The problem is to ensure that the plant stays up and running almost permanently. The solution is to be found in optimum management of asset efficiency – in other words, monitoring equipment to see how well each component works at all times and anticipating when repairs or replacements are needed. “The first step,” says Freitas, “was to ask: What are the most
important pieces of equipment?” All pieces of machinery in the plant were classified into one of four categories: critical, important, non-critical and run-to-fail. “The functioning of critical equipment,” explains Freitas, “affects the environment of health and safety, output or heat rate.” These have “redundancy” – a backup that can be put into place immediately. Important equipment, he adds, “are non-critical but also have redundancy.” Equipment considered run-to-failure can be left until a replacement is needed, as they do not affect costs or overall functioning of the plant. “This is the type of business where you want to analyze quickly where your faults are,” comments Mark Green, AES business managing director. ” If the plant is available, we make money.”

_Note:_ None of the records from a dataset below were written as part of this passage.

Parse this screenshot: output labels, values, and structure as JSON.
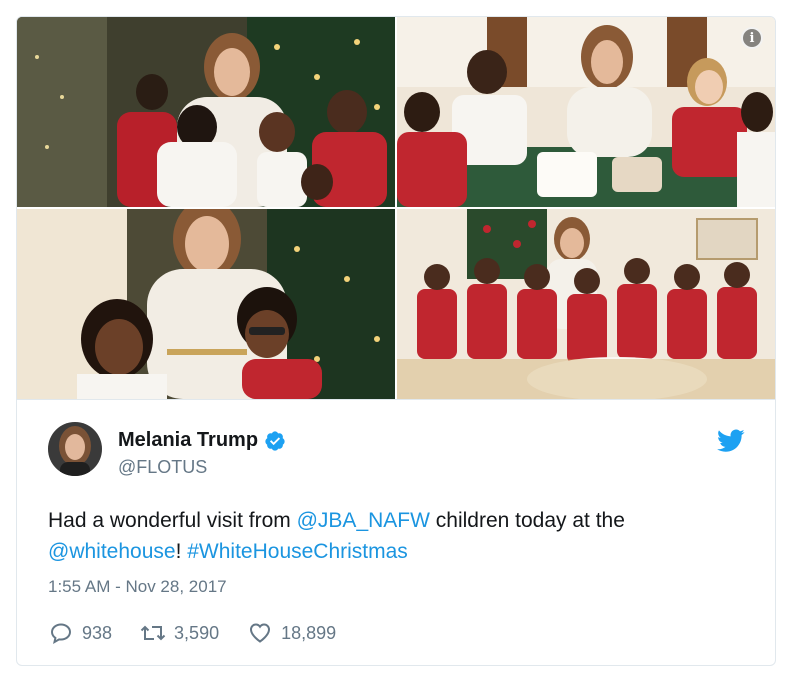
{
  "tweet": {
    "author_name": "Melania Trump",
    "author_handle": "@FLOTUS",
    "text_parts": [
      {
        "text": "Had a wonderful visit from ",
        "link": false
      },
      {
        "text": "@JBA_NAFW",
        "link": true
      },
      {
        "text": " children today at the ",
        "link": false
      },
      {
        "text": "@whitehouse",
        "link": true
      },
      {
        "text": "! ",
        "link": false
      },
      {
        "text": "#WhiteHouseChristmas",
        "link": true
      }
    ],
    "timestamp": "1:55 AM - Nov 28, 2017",
    "replies": "938",
    "retweets": "3,590",
    "likes": "18,899"
  },
  "media": {
    "info_label": "i",
    "photos": [
      {
        "name": "photo-hug-children",
        "description_icon": "photo-icon"
      },
      {
        "name": "photo-crafts-table",
        "description_icon": "photo-icon"
      },
      {
        "name": "photo-smiling-children",
        "description_icon": "photo-icon"
      },
      {
        "name": "photo-group-portrait",
        "description_icon": "photo-icon"
      }
    ]
  },
  "icons": {
    "verified": "verified-badge-icon",
    "brand": "twitter-bird-icon",
    "reply": "reply-icon",
    "retweet": "retweet-icon",
    "like": "heart-icon",
    "info": "info-icon"
  },
  "colors": {
    "link": "#1b95e0",
    "text": "#14171a",
    "secondary": "#657786",
    "twitter_blue": "#1da1f2",
    "border": "#e1e8ed"
  }
}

With these definitions,AES then had to find a monitoring solution. “To increase system reliability,” Freitas points out, “you have to increase sensoring” – that is, employing sensors to monitor vibration rates and temperature levels and to detect anomalies. After looking at many available options, AES opted for SKF’s Asset Efficiency Optimization solution. This system comprises hardware, which captures data both online and offline, and software, which processes and analyzes the data collected and proposes action by a decision support system. Some components have sensors in place permanently; in other cases a maintenance technician regularly inspects equipment with a data collector. It feeds the data captured into the system. The advantage for AES is not only immediate detection of problems but also assessment of possible failure over the coming months. “All information about possible failure is fed into the system and the probability of failure in one, two or three months is assessed and predicted,” Freitas explains. This means less downtime, savings on maintenance, earlier and more efficient planning of required repair and, ultimately, reduced running costs. In short, it helps AES to achieve one of its stated values, namely “Strive for excellence.” The traditional notion of maintenance is thus turned upside down, making it not so much a question of resolving problems after the event as preventing them before they even happen and, in fact, seeing maintenance “not as a cost, but as something that can perform a return on investment,” says Green.

At Cartagena the system was implemented during the construction stage. But AES and SKF are now looking at ways of incorporating the system into other plants, already built and operated by the company worldwide.


SKF @ptitude helps keep the power flowing

AES decided it needed an asset management solution in place at the Cartagena plant in order to be able to anticipate reliability and productivity problems. It chose SKF’s state-of-the-art Asset Efficiency Optimization solution. Sensors are positioned on critical equipment and connected to MasCon48 online condition monitoring units placed at strategic areas around the plant. These units function 24 hours, seven days a week and relay the data gathered by the sensors to the central computer system. Complementing this are the SKF MARLIN System and SKF Microlog, portable data collectors and analyzers with sensors attached, that operating and maintenance personnel use to carry out detailed inspections.

Once the data have been relayed to the central computer, it carries out diagnostics in SKF Machine Analyst and SKF @ptitude Decision Support System. Any necessary corrective action is reported by means of the SAP CMMS, Computerized Maintenance Manage­ment System, and the corresponding work order/request is issued.